Which brings it back around to a higher power.

Which brings it back around, in a subtextual way, to Oprah herself.

I'm only half-kidding about there one day being churches in which Oprah's image is holographically enshrined in stained glass. And because she so tirelessly encourages inquiry, education and basic joy, I can think of worse things around which to build a faith-based organization.

As a movement, Oprahism can no longer be contained in a single show or magazine or Web site.
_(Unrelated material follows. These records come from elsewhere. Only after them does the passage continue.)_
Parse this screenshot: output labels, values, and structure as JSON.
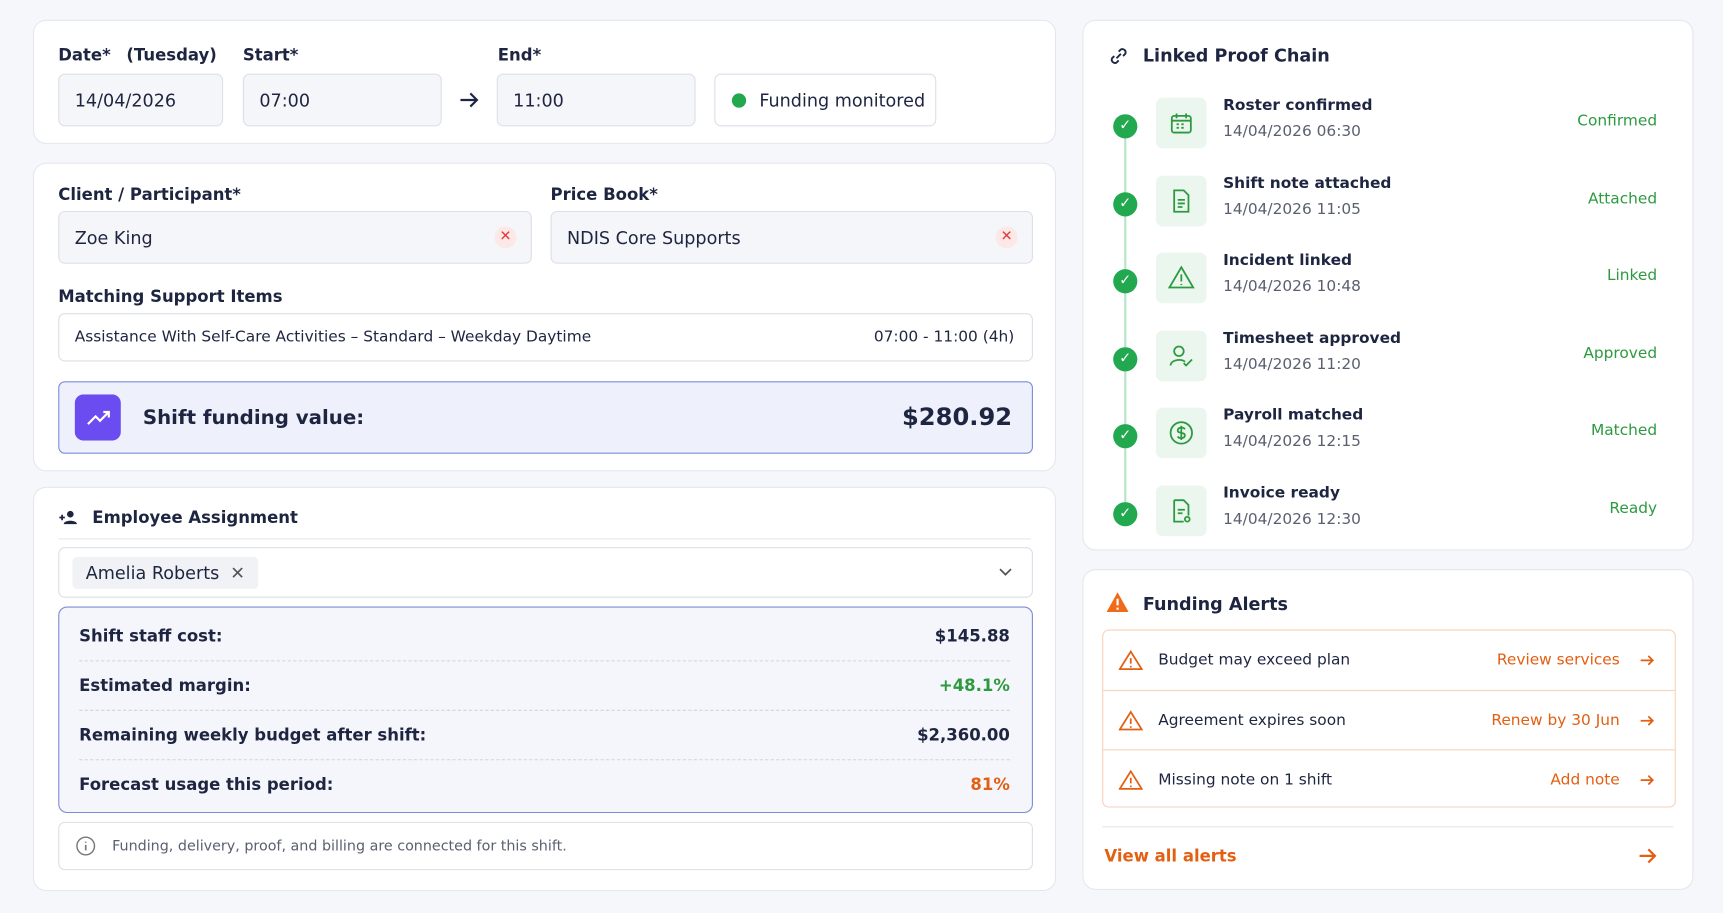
{
  "shift_time": {
    "date_label": "Date*",
    "day": "(Tuesday)",
    "start_label": "Start*",
    "end_label": "End*",
    "date": "14/04/2026",
    "start": "07:00",
    "end": "11:00",
    "status": "Funding monitored"
  },
  "client": {
    "client_label": "Client / Participant*",
    "client": "Zoe King",
    "price_book_label": "Price Book*",
    "price_book": "NDIS Core Supports",
    "items_label": "Matching Support Items",
    "item": "Assistance With Self-Care Activities – Standard – Weekday Daytime",
    "item_time": "07:00 - 11:00 (4h)",
    "funding_label": "Shift funding value:",
    "funding_value": "$280.92"
  },
  "employee": {
    "title": "Employee Assignment",
    "employee": "Amelia Roberts",
    "rows": [
      {
        "label": "Shift staff cost:",
        "value": "$145.88"
      },
      {
        "label": "Estimated margin:",
        "value": "+48.1%"
      },
      {
        "label": "Remaining weekly budget after shift:",
        "value": "$2,360.00"
      },
      {
        "label": "Forecast usage this period:",
        "value": "81%"
      }
    ],
    "note": "Funding, delivery, proof, and billing are connected for this shift."
  },
  "proof_chain": {
    "title": "Linked Proof Chain",
    "steps": [
      {
        "title": "Roster confirmed",
        "time": "14/04/2026 06:30",
        "status": "Confirmed"
      },
      {
        "title": "Shift note attached",
        "time": "14/04/2026 11:05",
        "status": "Attached"
      },
      {
        "title": "Incident linked",
        "time": "14/04/2026 10:48",
        "status": "Linked"
      },
      {
        "title": "Timesheet approved",
        "time": "14/04/2026 11:20",
        "status": "Approved"
      },
      {
        "title": "Payroll matched",
        "time": "14/04/2026 12:15",
        "status": "Matched"
      },
      {
        "title": "Invoice ready",
        "time": "14/04/2026 12:30",
        "status": "Ready"
      }
    ]
  },
  "alerts": {
    "title": "Funding Alerts",
    "items": [
      {
        "text": "Budget may exceed plan",
        "action": "Review services"
      },
      {
        "text": "Agreement expires soon",
        "action": "Renew by 30 Jun"
      },
      {
        "text": "Missing note on 1 shift",
        "action": "Add note"
      }
    ],
    "view_all": "View all alerts"
  }
}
At its best, OWN carefully illuminates the Oprah way. At its worst, the network is simply like any other mediocre cable channel, desperate to fill its schedule grid with shows that feel new enough to draw viewers in and addictive enough to keep them couchbound.

Eventually OWN, too, lapses into showing movies packed with commercial breaks, which in this case means repeats of "An Officer and a Gentleman," "The Way We Were" and, yes, "The Color Purple" - old weepies disguised as sophisticated chick-flick stopgap programming.

That is the great discrepancy to a life spent Obeying Oprah: She asks you to live to the fullest, but to do that, you'll need to sit around a lot and watch TV.